In the case of heart disease, a 2012 study found that 32 per cent of women who ate three or more portions of blueberries a week had a lower risk of heart attack compared with those who ate the berries once a month of or less, but there was no evidence to show that it was the berries, rather than some other factor, that was causing the lower risk.
Goji berries
Some people believe that Goji berries boost the immune system, enhance brain activity, protect against heart disease and cancer, and increase life expectancy.
Yet there is no reliable evidence whatsoever to suggest that these benefits are real. Most of the research into these conditions have been small-sized, of poor quality, and performed in laboratories using purified and highly concentrated extracts of the goji berry, according to the NHS.
Alison Hornby, a dietitian and BDA spokesperson, said the inconclusive benefits do not warrant the higher cost of goji berries compared to most other fruits and vegetables. "Various goji berry products are sold as health foods, but the evidence of their health benefits so far comes from scientific studies using purified extracts of the fruit at much higher concentrations than the products contain,” she said.
"As these products tend to be relatively costly, it makes sense to stick to eating a range of fruits and vegetables rather than spending your money on this one item with no proven health benefits." -
Dark Chocolate
Perhaps the food whose “super” qualities we most want to be true, dark chocolate has been praised by a number of food brands for its anticancer and stress relief properties.
But the idea that dark chocolate is good for you has very little scientific backing.
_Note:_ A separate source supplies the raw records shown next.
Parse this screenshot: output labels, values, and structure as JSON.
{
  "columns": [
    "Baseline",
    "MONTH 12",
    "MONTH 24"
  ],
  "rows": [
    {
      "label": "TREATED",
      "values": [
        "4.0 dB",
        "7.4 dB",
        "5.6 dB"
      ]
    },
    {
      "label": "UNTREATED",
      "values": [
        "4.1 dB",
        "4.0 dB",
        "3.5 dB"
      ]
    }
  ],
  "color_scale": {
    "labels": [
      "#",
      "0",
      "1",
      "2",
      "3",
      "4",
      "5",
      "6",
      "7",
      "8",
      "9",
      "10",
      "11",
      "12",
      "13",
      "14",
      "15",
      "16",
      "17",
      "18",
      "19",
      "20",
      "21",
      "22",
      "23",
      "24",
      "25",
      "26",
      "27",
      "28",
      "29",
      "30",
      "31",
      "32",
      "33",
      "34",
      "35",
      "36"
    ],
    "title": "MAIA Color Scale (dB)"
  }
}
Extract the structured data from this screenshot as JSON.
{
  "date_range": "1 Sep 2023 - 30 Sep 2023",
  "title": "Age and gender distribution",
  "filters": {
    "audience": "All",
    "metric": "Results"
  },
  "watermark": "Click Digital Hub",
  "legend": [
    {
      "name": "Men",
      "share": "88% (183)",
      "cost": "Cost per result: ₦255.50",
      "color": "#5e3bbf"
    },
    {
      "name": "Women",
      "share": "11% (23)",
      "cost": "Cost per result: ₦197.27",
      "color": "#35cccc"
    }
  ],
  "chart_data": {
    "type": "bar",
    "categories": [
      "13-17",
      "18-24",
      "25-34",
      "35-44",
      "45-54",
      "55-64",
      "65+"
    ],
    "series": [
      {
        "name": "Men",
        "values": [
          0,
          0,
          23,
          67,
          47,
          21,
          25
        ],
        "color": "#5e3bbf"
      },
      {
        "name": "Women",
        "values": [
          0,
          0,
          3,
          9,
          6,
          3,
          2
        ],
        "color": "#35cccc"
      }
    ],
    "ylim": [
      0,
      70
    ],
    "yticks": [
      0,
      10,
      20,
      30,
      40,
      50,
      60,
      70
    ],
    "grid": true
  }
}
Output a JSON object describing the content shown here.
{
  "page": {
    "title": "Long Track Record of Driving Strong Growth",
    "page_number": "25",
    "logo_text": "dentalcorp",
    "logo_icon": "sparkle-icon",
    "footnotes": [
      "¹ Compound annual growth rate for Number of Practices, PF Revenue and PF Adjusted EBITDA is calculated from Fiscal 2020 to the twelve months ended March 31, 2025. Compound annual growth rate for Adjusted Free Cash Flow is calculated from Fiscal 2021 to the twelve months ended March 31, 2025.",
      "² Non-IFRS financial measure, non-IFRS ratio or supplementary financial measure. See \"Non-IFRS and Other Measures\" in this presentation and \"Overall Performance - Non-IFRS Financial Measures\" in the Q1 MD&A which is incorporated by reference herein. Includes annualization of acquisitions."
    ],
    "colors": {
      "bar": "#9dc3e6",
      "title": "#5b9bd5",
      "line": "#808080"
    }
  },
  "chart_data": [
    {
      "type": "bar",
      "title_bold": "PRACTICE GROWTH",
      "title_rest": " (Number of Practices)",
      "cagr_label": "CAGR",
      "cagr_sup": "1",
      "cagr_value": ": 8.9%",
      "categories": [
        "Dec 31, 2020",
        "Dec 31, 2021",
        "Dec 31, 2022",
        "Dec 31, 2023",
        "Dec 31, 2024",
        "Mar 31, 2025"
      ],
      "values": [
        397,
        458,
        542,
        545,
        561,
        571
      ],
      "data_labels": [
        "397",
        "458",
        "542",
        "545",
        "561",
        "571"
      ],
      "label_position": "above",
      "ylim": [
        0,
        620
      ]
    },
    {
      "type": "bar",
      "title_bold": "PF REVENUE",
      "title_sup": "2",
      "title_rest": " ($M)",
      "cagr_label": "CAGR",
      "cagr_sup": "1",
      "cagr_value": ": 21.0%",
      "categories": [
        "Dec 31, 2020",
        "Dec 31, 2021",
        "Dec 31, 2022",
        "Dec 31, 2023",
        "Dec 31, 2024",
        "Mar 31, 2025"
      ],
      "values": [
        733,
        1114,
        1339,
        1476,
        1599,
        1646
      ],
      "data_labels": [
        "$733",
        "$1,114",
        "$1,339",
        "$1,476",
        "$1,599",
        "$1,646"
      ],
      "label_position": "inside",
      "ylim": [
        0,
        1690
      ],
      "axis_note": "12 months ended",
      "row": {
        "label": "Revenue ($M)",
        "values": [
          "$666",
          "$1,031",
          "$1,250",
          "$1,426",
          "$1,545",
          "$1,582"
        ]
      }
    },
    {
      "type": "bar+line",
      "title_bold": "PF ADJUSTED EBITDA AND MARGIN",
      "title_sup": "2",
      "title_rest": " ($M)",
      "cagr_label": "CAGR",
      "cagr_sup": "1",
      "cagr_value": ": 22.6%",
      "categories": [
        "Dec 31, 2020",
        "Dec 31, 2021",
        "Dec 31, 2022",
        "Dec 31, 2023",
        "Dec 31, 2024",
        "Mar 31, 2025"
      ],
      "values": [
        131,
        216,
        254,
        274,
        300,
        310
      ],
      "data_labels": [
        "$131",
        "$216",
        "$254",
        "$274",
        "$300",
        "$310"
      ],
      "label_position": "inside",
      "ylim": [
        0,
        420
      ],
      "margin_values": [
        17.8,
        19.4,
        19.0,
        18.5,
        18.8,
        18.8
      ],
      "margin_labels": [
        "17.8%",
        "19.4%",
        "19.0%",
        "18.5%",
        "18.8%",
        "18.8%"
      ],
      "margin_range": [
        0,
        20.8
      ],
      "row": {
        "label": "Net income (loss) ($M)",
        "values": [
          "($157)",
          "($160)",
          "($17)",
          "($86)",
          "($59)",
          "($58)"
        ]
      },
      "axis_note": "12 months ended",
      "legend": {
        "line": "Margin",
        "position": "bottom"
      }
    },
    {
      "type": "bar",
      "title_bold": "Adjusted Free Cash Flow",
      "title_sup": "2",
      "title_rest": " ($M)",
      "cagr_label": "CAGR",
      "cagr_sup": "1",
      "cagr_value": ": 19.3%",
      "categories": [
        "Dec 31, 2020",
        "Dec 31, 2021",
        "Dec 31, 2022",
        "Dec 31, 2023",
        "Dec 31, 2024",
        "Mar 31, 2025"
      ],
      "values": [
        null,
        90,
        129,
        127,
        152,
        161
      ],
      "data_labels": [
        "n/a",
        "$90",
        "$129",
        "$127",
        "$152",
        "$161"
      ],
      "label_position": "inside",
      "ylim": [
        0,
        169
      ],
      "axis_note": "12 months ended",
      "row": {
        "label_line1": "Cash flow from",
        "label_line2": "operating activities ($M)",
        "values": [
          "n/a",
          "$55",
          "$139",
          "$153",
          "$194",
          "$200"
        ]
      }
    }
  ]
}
Most of the studies into its supposed ability to lower blood pressure have produced unconvincing results, and the tests themselves were often too short in duration to be able to base any conclusions on them.
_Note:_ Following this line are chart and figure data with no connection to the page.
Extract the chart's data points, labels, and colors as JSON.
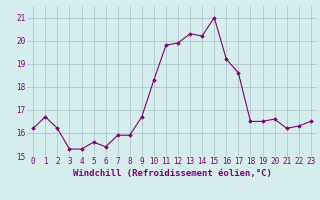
{
  "x": [
    0,
    1,
    2,
    3,
    4,
    5,
    6,
    7,
    8,
    9,
    10,
    11,
    12,
    13,
    14,
    15,
    16,
    17,
    18,
    19,
    20,
    21,
    22,
    23
  ],
  "y": [
    16.2,
    16.7,
    16.2,
    15.3,
    15.3,
    15.6,
    15.4,
    15.9,
    15.9,
    16.7,
    18.3,
    19.8,
    19.9,
    20.3,
    20.2,
    21.0,
    19.2,
    18.6,
    16.5,
    16.5,
    16.6,
    16.2,
    16.3,
    16.5
  ],
  "line_color": "#800080",
  "marker": "D",
  "marker_size": 1.8,
  "bg_color": "#d5eeed",
  "grid_color": "#aabbcc",
  "xlabel": "Windchill (Refroidissement éolien,°C)",
  "xlabel_fontsize": 6.5,
  "tick_fontsize": 5.5,
  "ylim": [
    15.0,
    21.5
  ],
  "xlim": [
    -0.5,
    23.5
  ],
  "yticks": [
    15,
    16,
    17,
    18,
    19,
    20,
    21
  ],
  "xticks": [
    0,
    1,
    2,
    3,
    4,
    5,
    6,
    7,
    8,
    9,
    10,
    11,
    12,
    13,
    14,
    15,
    16,
    17,
    18,
    19,
    20,
    21,
    22,
    23
  ]
}
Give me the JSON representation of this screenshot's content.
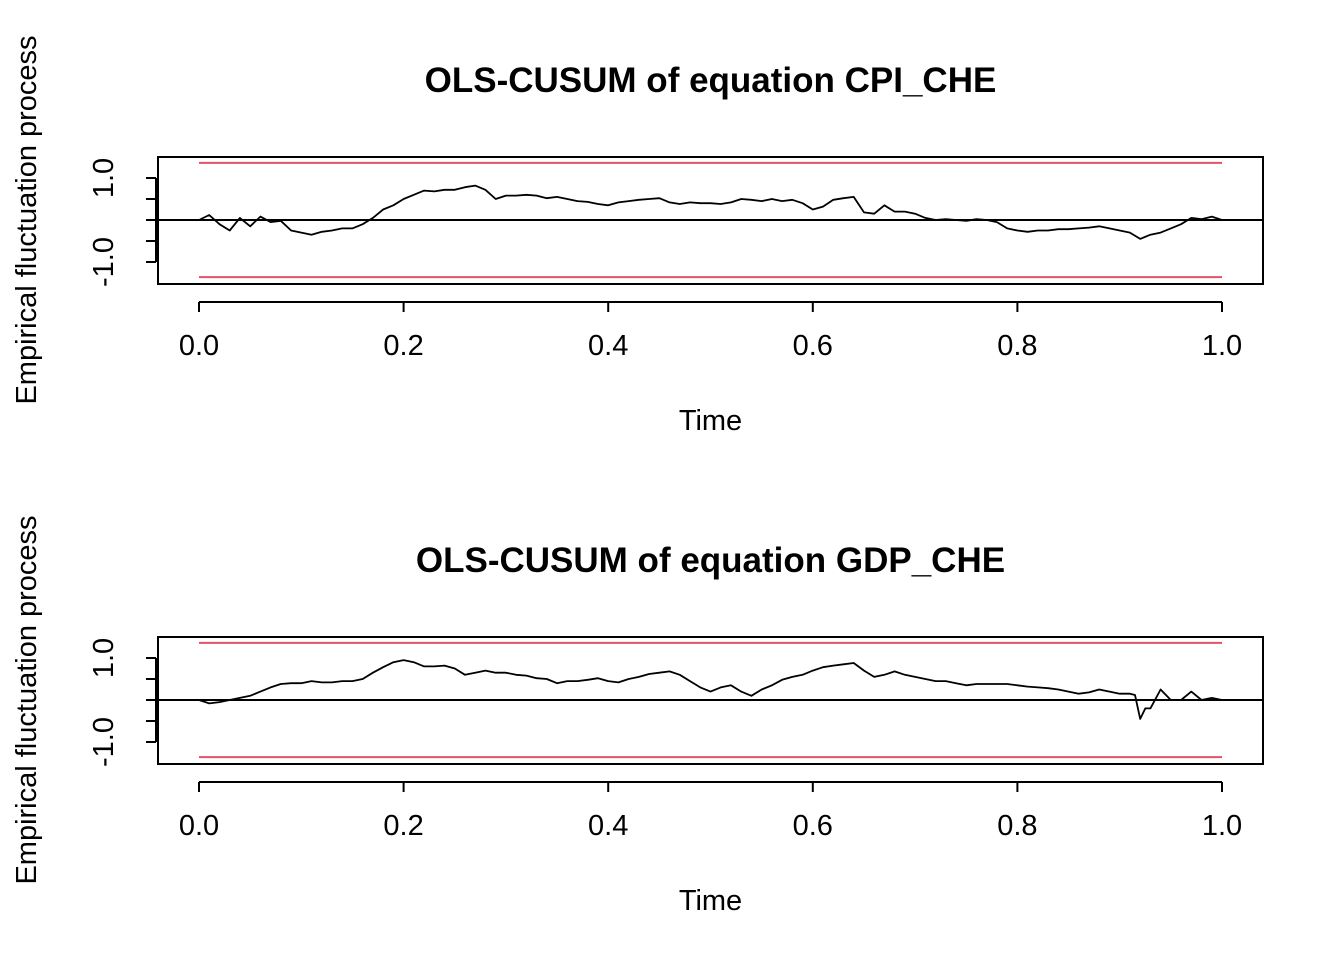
{
  "chart_data": [
    {
      "type": "line",
      "title": "OLS-CUSUM of equation CPI_CHE",
      "xlabel": "Time",
      "ylabel": "Empirical fluctuation process",
      "xlim": [
        0,
        1
      ],
      "ylim": [
        -1.5,
        1.5
      ],
      "x_ticks": [
        "0.0",
        "0.2",
        "0.4",
        "0.6",
        "0.8",
        "1.0"
      ],
      "y_ticks": [
        -1.0,
        -0.5,
        0.0,
        0.5,
        1.0
      ],
      "y_tick_labels": [
        "-1.0",
        "1.0"
      ],
      "boundary": 1.36,
      "boundary_color": "#DF536B",
      "series_color": "#000000",
      "series": [
        {
          "x": [
            0.0,
            0.01,
            0.02,
            0.03,
            0.04,
            0.05,
            0.06,
            0.07,
            0.08,
            0.09,
            0.1,
            0.11,
            0.12,
            0.13,
            0.14,
            0.15,
            0.16,
            0.17,
            0.18,
            0.19,
            0.2,
            0.21,
            0.22,
            0.23,
            0.24,
            0.25,
            0.26,
            0.27,
            0.28,
            0.29,
            0.3,
            0.31,
            0.32,
            0.33,
            0.34,
            0.35,
            0.36,
            0.37,
            0.38,
            0.39,
            0.4,
            0.41,
            0.42,
            0.43,
            0.44,
            0.45,
            0.46,
            0.47,
            0.48,
            0.49,
            0.5,
            0.51,
            0.52,
            0.53,
            0.54,
            0.55,
            0.56,
            0.57,
            0.58,
            0.59,
            0.6,
            0.61,
            0.62,
            0.63,
            0.64,
            0.65,
            0.66,
            0.67,
            0.68,
            0.69,
            0.7,
            0.71,
            0.72,
            0.73,
            0.74,
            0.75,
            0.76,
            0.77,
            0.78,
            0.79,
            0.8,
            0.81,
            0.82,
            0.83,
            0.84,
            0.85,
            0.86,
            0.87,
            0.88,
            0.89,
            0.9,
            0.91,
            0.92,
            0.93,
            0.94,
            0.95,
            0.96,
            0.97,
            0.98,
            0.99,
            1.0
          ],
          "values": [
            0.0,
            0.12,
            -0.1,
            -0.25,
            0.05,
            -0.15,
            0.08,
            -0.05,
            -0.02,
            -0.25,
            -0.3,
            -0.35,
            -0.28,
            -0.25,
            -0.2,
            -0.2,
            -0.1,
            0.05,
            0.25,
            0.35,
            0.5,
            0.6,
            0.7,
            0.68,
            0.72,
            0.72,
            0.78,
            0.82,
            0.72,
            0.5,
            0.58,
            0.58,
            0.6,
            0.58,
            0.52,
            0.55,
            0.5,
            0.45,
            0.43,
            0.38,
            0.35,
            0.42,
            0.45,
            0.48,
            0.5,
            0.52,
            0.42,
            0.38,
            0.42,
            0.4,
            0.4,
            0.38,
            0.42,
            0.5,
            0.48,
            0.45,
            0.5,
            0.45,
            0.48,
            0.4,
            0.25,
            0.32,
            0.48,
            0.52,
            0.55,
            0.18,
            0.15,
            0.35,
            0.2,
            0.2,
            0.15,
            0.05,
            0.0,
            0.02,
            0.0,
            -0.02,
            0.02,
            0.0,
            -0.05,
            -0.2,
            -0.25,
            -0.28,
            -0.25,
            -0.25,
            -0.22,
            -0.22,
            -0.2,
            -0.18,
            -0.15,
            -0.2,
            -0.25,
            -0.3,
            -0.45,
            -0.35,
            -0.3,
            -0.2,
            -0.1,
            0.05,
            0.02,
            0.08,
            0.0
          ]
        }
      ]
    },
    {
      "type": "line",
      "title": "OLS-CUSUM of equation GDP_CHE",
      "xlabel": "Time",
      "ylabel": "Empirical fluctuation process",
      "xlim": [
        0,
        1
      ],
      "ylim": [
        -1.5,
        1.5
      ],
      "x_ticks": [
        "0.0",
        "0.2",
        "0.4",
        "0.6",
        "0.8",
        "1.0"
      ],
      "y_ticks": [
        -1.0,
        -0.5,
        0.0,
        0.5,
        1.0
      ],
      "y_tick_labels": [
        "-1.0",
        "1.0"
      ],
      "boundary": 1.36,
      "boundary_color": "#DF536B",
      "series_color": "#000000",
      "series": [
        {
          "x": [
            0.0,
            0.01,
            0.02,
            0.03,
            0.04,
            0.05,
            0.06,
            0.07,
            0.08,
            0.09,
            0.1,
            0.11,
            0.12,
            0.13,
            0.14,
            0.15,
            0.16,
            0.17,
            0.18,
            0.19,
            0.2,
            0.21,
            0.22,
            0.23,
            0.24,
            0.25,
            0.26,
            0.27,
            0.28,
            0.29,
            0.3,
            0.31,
            0.32,
            0.33,
            0.34,
            0.35,
            0.36,
            0.37,
            0.38,
            0.39,
            0.4,
            0.41,
            0.42,
            0.43,
            0.44,
            0.45,
            0.46,
            0.47,
            0.48,
            0.49,
            0.5,
            0.51,
            0.52,
            0.53,
            0.54,
            0.55,
            0.56,
            0.57,
            0.58,
            0.59,
            0.6,
            0.61,
            0.62,
            0.63,
            0.64,
            0.65,
            0.66,
            0.67,
            0.68,
            0.69,
            0.7,
            0.71,
            0.72,
            0.73,
            0.74,
            0.75,
            0.76,
            0.77,
            0.78,
            0.79,
            0.8,
            0.81,
            0.82,
            0.83,
            0.84,
            0.85,
            0.86,
            0.87,
            0.88,
            0.89,
            0.9,
            0.91,
            0.915,
            0.92,
            0.925,
            0.93,
            0.94,
            0.95,
            0.96,
            0.97,
            0.98,
            0.99,
            1.0
          ],
          "values": [
            0.0,
            -0.08,
            -0.05,
            0.0,
            0.05,
            0.1,
            0.2,
            0.3,
            0.38,
            0.4,
            0.4,
            0.45,
            0.42,
            0.42,
            0.45,
            0.45,
            0.5,
            0.65,
            0.78,
            0.9,
            0.95,
            0.9,
            0.8,
            0.8,
            0.82,
            0.75,
            0.6,
            0.65,
            0.7,
            0.65,
            0.65,
            0.6,
            0.58,
            0.52,
            0.5,
            0.4,
            0.45,
            0.45,
            0.48,
            0.52,
            0.45,
            0.42,
            0.5,
            0.55,
            0.62,
            0.65,
            0.68,
            0.6,
            0.45,
            0.3,
            0.2,
            0.3,
            0.35,
            0.2,
            0.1,
            0.25,
            0.35,
            0.48,
            0.55,
            0.6,
            0.7,
            0.78,
            0.82,
            0.85,
            0.88,
            0.7,
            0.55,
            0.6,
            0.68,
            0.6,
            0.55,
            0.5,
            0.45,
            0.45,
            0.4,
            0.35,
            0.38,
            0.38,
            0.38,
            0.38,
            0.35,
            0.32,
            0.3,
            0.28,
            0.25,
            0.2,
            0.15,
            0.18,
            0.25,
            0.2,
            0.15,
            0.15,
            0.12,
            -0.45,
            -0.2,
            -0.2,
            0.25,
            0.0,
            0.0,
            0.2,
            0.0,
            0.05,
            0.0
          ]
        }
      ]
    }
  ]
}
Similarly, tests of dark chocolate's anticancer and anti-stress properties have offered little evidence to suggest the claims are true.
“The potential health benefit of some compounds in the chocolate have to be weighed against the fact that to make chocolate, cocoa is combined with sugar and fat,” said Hornby.
Green tea
Green tea is thought to contain a particularly high level of antioxidants when compared to other types of tea, and has been used to treat ailments such as headaches and depression for centuries.
Various health brands have described it was encouraging weight loss, reducing cholesterol and combating cardiovascular disease, but in fact there is no evidence to suggest any of these qualities are true.
Wheatgrass
Health brands have claimed that wheatgrass offers higher nutritional content than any other vegetable, and that it offers protection against inflammation and is able to improve circulation by building red blood cells.
They say the chlorophyll it contains is similar in structure to the oxygen-carrying haemoglobin found in animals, and that drinking it will therefore enhance haemoglobin production.
But there is absolutely no evidence to support this claim, and the NHS found that the pound-for-pound nutrient content of wheatgrass juice is roughly equivalent to that of common vegetables such as spinach and broccoli.
"There is no sound evidence to support the claim that wheatgrass is better than other fruits and vegetables in terms of nutrition,” said Hornby.